Bioinformatic analyses of RNA-seq data

Raw sequencing reads were quality controlled using the FASTQC tool prior to processing using Trimmomatic v0.36 to remove barcodes, adapter sequences and low-quality bases (Phred quality score < 22). Filtered reads were then mapped to the human reference genome (Ensembl GRCh38 release-84) using STAR v2.5.2a. Genes not expressed or with very low expression levels (less than five reads in 2 or more samples in any given condition) were removed, which resulted in retention of 18,676 genes for downstream analysis.

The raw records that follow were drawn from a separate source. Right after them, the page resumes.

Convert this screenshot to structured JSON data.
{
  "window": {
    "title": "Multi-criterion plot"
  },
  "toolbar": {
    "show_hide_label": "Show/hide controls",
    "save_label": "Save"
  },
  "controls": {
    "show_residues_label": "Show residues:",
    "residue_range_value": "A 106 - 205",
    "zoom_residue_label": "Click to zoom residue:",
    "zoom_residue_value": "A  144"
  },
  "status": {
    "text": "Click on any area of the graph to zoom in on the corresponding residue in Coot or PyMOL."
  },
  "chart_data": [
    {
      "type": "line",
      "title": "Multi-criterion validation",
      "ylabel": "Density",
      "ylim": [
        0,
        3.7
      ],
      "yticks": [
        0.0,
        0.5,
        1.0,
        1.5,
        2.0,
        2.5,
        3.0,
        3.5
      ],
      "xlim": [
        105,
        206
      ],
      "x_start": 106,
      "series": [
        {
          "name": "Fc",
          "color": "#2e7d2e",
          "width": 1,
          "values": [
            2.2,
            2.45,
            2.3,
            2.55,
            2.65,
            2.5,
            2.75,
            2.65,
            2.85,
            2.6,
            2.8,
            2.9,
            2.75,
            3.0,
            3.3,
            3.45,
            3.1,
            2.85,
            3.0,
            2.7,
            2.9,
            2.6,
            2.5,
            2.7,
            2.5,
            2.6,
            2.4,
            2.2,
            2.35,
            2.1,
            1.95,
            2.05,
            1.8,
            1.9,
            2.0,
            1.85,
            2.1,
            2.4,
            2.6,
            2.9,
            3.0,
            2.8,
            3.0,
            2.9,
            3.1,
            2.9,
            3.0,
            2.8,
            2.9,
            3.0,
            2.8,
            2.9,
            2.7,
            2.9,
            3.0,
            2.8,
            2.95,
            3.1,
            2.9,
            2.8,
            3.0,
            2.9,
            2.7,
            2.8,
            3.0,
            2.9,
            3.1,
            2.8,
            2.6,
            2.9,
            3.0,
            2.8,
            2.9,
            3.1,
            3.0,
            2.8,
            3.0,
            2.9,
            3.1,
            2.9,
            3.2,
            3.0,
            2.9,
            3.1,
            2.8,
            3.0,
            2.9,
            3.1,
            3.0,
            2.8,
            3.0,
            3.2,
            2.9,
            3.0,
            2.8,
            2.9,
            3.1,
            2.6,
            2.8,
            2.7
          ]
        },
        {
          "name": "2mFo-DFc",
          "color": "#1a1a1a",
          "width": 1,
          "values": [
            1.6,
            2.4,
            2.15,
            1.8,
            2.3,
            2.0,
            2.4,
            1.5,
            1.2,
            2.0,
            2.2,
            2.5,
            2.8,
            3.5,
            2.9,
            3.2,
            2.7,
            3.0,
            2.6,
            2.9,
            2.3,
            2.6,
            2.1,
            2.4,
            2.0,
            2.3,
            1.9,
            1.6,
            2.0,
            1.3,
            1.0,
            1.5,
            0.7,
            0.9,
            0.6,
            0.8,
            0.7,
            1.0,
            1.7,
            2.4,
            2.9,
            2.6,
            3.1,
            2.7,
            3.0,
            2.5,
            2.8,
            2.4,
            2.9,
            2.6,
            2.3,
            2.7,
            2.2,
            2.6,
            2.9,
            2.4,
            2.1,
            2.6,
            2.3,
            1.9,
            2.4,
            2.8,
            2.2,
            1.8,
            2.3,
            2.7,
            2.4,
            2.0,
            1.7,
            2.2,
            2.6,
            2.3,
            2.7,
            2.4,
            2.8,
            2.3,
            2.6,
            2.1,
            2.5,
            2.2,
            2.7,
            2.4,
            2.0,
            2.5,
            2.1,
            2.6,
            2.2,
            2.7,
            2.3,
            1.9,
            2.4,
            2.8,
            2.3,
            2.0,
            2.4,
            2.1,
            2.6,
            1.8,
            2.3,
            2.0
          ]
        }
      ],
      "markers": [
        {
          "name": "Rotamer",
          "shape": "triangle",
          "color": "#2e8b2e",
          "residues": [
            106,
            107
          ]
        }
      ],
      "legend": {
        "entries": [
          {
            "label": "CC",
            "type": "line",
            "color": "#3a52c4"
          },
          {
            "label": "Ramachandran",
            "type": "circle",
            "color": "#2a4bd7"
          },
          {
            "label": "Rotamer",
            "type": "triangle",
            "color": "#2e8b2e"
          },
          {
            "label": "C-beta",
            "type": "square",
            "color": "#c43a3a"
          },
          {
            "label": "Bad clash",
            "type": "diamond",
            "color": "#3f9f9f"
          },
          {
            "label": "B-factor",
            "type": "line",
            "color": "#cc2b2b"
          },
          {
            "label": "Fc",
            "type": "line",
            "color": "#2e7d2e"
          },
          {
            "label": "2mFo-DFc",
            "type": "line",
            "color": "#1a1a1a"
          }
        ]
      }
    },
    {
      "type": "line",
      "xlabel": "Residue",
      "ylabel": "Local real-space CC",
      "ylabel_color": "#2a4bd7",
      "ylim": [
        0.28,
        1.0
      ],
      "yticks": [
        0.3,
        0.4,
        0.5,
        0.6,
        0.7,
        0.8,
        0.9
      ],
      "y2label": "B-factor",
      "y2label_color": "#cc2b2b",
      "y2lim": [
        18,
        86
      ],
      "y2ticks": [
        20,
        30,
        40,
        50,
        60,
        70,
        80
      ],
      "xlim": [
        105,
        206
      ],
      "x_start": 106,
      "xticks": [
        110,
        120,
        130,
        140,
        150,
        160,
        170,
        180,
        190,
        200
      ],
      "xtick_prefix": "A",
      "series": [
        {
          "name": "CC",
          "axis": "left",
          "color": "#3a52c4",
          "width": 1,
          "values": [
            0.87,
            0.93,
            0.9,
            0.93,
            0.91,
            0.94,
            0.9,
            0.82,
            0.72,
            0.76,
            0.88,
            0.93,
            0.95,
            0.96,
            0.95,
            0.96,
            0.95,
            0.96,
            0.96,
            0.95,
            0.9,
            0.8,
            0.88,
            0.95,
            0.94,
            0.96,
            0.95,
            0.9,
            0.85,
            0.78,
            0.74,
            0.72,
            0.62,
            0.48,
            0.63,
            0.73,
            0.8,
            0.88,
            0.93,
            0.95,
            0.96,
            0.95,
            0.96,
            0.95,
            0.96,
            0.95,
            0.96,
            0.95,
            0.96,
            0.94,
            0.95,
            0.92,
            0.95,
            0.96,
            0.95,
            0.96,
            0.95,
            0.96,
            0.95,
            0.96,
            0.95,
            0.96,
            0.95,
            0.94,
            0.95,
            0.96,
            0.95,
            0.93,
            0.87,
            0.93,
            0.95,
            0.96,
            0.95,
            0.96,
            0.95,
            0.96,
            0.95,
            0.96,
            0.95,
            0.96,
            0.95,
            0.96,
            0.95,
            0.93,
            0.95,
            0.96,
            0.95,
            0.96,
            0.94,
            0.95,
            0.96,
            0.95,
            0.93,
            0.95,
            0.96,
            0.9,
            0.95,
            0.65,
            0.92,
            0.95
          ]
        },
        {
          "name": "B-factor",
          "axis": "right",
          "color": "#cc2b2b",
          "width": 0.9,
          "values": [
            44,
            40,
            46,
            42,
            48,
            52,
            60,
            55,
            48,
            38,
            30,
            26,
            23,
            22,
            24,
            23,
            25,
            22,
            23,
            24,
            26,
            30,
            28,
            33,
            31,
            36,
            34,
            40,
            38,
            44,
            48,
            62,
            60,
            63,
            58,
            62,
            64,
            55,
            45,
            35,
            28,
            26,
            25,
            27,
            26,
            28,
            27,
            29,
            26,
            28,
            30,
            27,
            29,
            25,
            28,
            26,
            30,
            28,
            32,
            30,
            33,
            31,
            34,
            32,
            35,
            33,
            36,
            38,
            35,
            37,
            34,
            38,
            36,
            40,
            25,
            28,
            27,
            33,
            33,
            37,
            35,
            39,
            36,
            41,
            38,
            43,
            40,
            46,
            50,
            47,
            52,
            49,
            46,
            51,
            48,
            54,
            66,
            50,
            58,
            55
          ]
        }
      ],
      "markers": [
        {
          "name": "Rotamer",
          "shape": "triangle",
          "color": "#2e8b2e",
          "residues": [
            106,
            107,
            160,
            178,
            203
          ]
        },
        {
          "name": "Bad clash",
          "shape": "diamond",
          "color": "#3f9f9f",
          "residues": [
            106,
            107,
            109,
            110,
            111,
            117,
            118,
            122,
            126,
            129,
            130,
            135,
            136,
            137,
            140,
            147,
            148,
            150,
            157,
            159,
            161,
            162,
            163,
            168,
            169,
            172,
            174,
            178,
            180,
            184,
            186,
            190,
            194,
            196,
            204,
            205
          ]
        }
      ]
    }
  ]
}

RNA-seq data normalization, differential expression, and pathway enrichment analyses

Filtered raw counts were log2 transformed prior to normalization using JMP Genomics 8 (SAS Institute). Data were batch normalized to reduce any potential technical batch effects. Differential expression analysis, evaluated by analysis of variance (ANOVA), was done using the Basic Expression workflow implemented in JMP Genomics 8 (SAS Institute). For each of the effects tested (Glucose Level and Time), a P value measuring significance of differential expression and fold change were obtained for each gene. False discovery rates (FDR) were calculated according to the Benjamini–Hochberg method implemented in JMP Genomics 8. An FDR of 5% was used as a threshold for statistical significance. K-means clustering analysis was done to identify clusters of co-expressed genes across time points using JMP genomics 8 (SAS Institute). The algorithm iteratively optimizes the cluster seeds by creating temporary clusters and calculating their means until the points converge, and the clusters are optimally separated. The IPA algorithm uses the Ingenuity Knowledge Base and is based on a collection of experimental observations manually curated from the literature of other databases. Differentially expressed genes that have an FDR < 5% and an absolute fold change greater than 1.2 were included in this analysis. A right-tailed Fisher’s Exact test was used to measure significance of the pathway enrichment in the gene set. Cause–effect relationships with a direction of the causal effect (activation or inhibition) of pathways is measured by a z-score generated using fold change and curated pathway relationships from the Ingenuity Knowledge Base49.

qPCR validation

To validate the expression level of 12 genes, quantitative PCR was performed using TaqMan gene expression assays (ThermoFisher assays; SMAD6, Hs00178579_m1; CXCL8, Hs00174103_m1; TGFA, Hs00899865_m1; IRF6, Hs01062178_m1; WNT2B, Hs00921614_m1; CXCL12, Hs03676656_mH; IL11, Hs01055414_ml; VEGFC, Hs01099203_m1; CCL2, Hs00234140_m1; CXXC5, Hs00212840_m1; PDGFA; Hs00234994_m1, EDN1; Hs00174961_m1). In total, 43 samples representing 3–4 replicates under both HG and NG conditions at five time points were assayed in duplicates. Reverse transcription was done using 15 ng of total RNA and 1 µl of reverse-transcription master mix in a total reaction volume of 5 µl followed by a standard 192.24 dynamic array gene expression TaqMan workflow procedure (PN68000088, Fluidigm) using a BioMark HD instrument (Fluidigm). Relative expression levels were measured using the 2–ΔΔCt analysis method and normalized using the housekeeping gene ACTB”.